Creating a Positive Digital Footprint
Darren Laur “White hat” sharing safety and security tips with Prince George parents – photo250News
Prince George, B.C.- It was one of the largest audiences Darren Laur has experienced, “It shows me you care about your kids”.
Laur, a former Staff Sergeant with Victoria Police, was addressing a gathering at Vanier Hall last night, giving parents tips on how to keep their kids safe on the internet. He is considered a “White Hat” one who gathers information on the web for the purpose of education. Black Hats on the other hand are all about using the web for all the wrong reasons.
“Internet and social media are the coolest thing ever” said Laur as he launched into a two hour presentation that was marked with humour and plenty of examples of how the ability to instantly connect with anyone in the world can be both beneficial, and extremely harmful, especially to those who don’t realize that when it comes to the internet and social media, there is no privacy.
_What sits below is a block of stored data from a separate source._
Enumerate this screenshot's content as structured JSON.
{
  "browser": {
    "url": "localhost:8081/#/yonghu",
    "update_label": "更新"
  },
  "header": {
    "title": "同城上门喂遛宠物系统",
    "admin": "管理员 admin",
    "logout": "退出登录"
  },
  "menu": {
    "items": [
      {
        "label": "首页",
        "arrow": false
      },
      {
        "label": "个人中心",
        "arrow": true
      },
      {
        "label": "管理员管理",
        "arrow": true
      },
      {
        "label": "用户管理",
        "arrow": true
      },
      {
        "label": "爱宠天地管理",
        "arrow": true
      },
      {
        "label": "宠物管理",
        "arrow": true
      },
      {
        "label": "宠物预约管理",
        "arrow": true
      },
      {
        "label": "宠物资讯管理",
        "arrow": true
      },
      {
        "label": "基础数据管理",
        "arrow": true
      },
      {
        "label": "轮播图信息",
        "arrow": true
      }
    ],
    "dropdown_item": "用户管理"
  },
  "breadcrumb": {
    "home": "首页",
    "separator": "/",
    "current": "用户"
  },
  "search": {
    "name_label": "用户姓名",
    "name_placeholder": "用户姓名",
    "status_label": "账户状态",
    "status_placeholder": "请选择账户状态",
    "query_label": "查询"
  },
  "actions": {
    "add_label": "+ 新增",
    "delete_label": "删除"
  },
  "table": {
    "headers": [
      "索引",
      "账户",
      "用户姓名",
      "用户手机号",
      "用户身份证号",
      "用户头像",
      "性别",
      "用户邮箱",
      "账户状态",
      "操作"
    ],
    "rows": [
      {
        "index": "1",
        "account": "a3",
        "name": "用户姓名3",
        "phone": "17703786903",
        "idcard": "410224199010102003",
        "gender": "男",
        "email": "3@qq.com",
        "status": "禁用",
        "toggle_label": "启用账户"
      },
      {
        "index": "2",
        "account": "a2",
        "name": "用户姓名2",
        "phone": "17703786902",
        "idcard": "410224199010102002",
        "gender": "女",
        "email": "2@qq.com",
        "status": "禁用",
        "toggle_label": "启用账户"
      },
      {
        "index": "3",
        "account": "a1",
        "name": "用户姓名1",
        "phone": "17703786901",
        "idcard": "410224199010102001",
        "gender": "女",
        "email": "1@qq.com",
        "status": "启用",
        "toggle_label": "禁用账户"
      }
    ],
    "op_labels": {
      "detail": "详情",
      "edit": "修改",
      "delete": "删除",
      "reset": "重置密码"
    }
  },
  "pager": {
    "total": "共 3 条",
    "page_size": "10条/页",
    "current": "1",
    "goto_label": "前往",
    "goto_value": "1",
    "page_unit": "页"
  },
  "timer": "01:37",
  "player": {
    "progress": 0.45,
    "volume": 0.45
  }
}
He said he and his wife have assisted 117 young people who were depressed and suicidal having been victims of cyber bullying which he prefers to call “peer aggression”.
One of the biggest mistake anyone can make is to have too much information available on their social media pages ( such as facebook), and detailed how , through accessing photos and information on a young woman’s page, he was able to locate her in just 15 minutes. “Everything on the net is public, permanent, searchable, exploitable and for sale” said Laur.
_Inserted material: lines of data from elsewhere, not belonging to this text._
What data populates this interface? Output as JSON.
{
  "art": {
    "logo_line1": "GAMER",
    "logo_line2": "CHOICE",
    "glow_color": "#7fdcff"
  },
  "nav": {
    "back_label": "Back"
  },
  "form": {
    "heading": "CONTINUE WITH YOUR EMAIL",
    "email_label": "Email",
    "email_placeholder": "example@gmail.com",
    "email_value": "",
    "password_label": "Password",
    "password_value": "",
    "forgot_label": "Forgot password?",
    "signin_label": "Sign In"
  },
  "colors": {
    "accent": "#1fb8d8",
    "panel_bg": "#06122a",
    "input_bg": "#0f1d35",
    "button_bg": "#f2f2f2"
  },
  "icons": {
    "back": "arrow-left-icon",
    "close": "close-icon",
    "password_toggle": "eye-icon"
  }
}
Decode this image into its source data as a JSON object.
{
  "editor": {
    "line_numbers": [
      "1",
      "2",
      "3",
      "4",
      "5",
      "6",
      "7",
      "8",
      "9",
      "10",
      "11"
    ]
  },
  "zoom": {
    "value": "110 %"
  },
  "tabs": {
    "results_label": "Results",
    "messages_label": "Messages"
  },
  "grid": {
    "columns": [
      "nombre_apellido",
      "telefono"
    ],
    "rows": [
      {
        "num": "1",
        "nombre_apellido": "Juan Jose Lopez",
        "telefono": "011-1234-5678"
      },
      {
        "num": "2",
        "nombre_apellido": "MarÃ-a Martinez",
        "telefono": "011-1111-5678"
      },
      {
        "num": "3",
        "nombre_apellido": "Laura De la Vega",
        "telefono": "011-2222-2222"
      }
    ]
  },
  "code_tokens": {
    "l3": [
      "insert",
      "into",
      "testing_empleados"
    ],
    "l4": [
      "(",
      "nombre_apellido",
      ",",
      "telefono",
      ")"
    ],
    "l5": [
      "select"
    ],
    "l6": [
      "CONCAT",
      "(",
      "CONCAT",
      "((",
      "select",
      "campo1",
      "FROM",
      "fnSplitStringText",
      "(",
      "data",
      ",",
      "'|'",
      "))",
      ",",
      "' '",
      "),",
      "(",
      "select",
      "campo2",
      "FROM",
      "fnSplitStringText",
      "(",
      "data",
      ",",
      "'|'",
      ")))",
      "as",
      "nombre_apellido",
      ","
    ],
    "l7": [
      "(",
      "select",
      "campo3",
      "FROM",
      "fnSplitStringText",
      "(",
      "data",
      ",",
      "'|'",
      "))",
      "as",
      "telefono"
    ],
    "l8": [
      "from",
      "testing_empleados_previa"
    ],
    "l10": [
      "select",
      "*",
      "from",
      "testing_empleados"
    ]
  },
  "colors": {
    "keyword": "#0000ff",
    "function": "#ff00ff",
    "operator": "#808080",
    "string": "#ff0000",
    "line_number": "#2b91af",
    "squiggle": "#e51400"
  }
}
That information can lead to a number of crimes, including identity theft, or access to your home when you aren’t there.
He pressed the point that texts and images sent or posted today, could well come back to haunt young people as they try to go to University, get a job or even a bank loan, as the internet has become a “digital dossier”.
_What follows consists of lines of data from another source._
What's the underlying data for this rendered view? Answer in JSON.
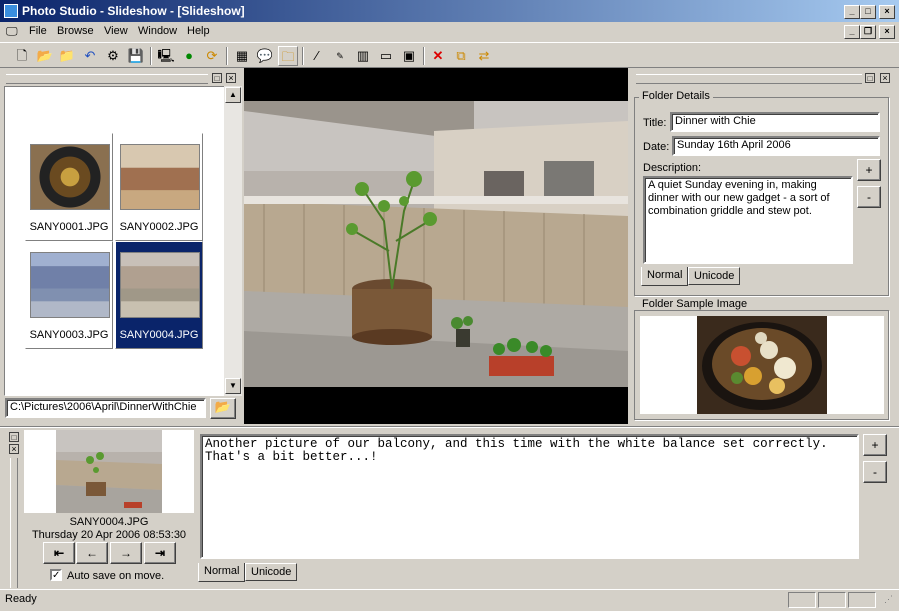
{
  "window": {
    "title": "Photo Studio - Slideshow - [Slideshow]"
  },
  "menu": [
    "File",
    "Browse",
    "View",
    "Window",
    "Help"
  ],
  "toolbar_icons": [
    "new-icon",
    "open-icon",
    "open-folder-icon",
    "undo-icon",
    "settings-icon",
    "save-icon",
    "properties-icon",
    "globe-icon",
    "refresh-icon",
    "grid-view-icon",
    "comment-icon",
    "folder-comment-icon",
    "wand-icon",
    "html-export-icon",
    "filmstrip-icon",
    "slideshow-icon",
    "fullscreen-icon",
    "delete-icon",
    "copy-icon",
    "move-icon"
  ],
  "thumbnails": [
    {
      "name": "SANY0001.JPG",
      "selected": false
    },
    {
      "name": "SANY0002.JPG",
      "selected": false
    },
    {
      "name": "SANY0003.JPG",
      "selected": false
    },
    {
      "name": "SANY0004.JPG",
      "selected": true
    }
  ],
  "path": {
    "value": "C:\\Pictures\\2006\\April\\DinnerWithChie"
  },
  "folder": {
    "group_label": "Folder Details",
    "title_label": "Title:",
    "title_value": "Dinner with Chie",
    "date_label": "Date:",
    "date_value": "Sunday 16th April 2006",
    "desc_label": "Description:",
    "desc_value": "A quiet Sunday evening in, making dinner with our new gadget - a sort of combination griddle and stew pot.",
    "plus": "+",
    "minus": "-",
    "tabs": [
      "Normal",
      "Unicode"
    ],
    "sample_label": "Folder Sample Image"
  },
  "current": {
    "filename": "SANY0004.JPG",
    "datetime": "Thursday 20 Apr 2006 08:53:30",
    "autosave_label": "Auto save on move.",
    "autosave_checked": true,
    "nav": [
      "first-icon",
      "prev-icon",
      "next-icon",
      "last-icon"
    ]
  },
  "caption": {
    "text": "Another picture of our balcony, and this time with the white balance set correctly. That's a bit better...!",
    "plus": "+",
    "minus": "-",
    "tabs": [
      "Normal",
      "Unicode"
    ]
  },
  "status": {
    "text": "Ready"
  }
}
Clipping after clipping appeared on a screen behind him, news stories of promising young people who were denied or rejected for scholarships or jobs because of the messages and images they had posted in the years before their applications had been submitted.
He advised parents to “learn the language” of the net, and to not be afraid to install software on a smart phone or computer that is capable of letting parents know which sites their children have been visiting and to watch for signs that would indicate the kids are visiting sites, or sending texts which they shouldn’t be. “If they turn off the computer when you enter the room, or don’t want to show you the last 10 texts they sent, that should be a red flag”.
He encouraged parents to get the computer or smart phone out of the bedroom, as teens are likely to be texting or on the net till well past midnight which interferes with healthy sleep. He also advised parents get their children to teach them about the net, set aside one night a week to have a “digital dinner” where parents and kids can share information about new apps, or sites and communicate that family values carry over to the digital world.
Having a smart phone is not a right said Laur, it is a privilege, and parents, ( as holders of the contract for those under 19) are entitled to know how that social tool is being used. He urged parents to ensure passwords are changed every six months “Treat your passwords as if they were a toothbrush or underwear. They need to be changed, but never shared.”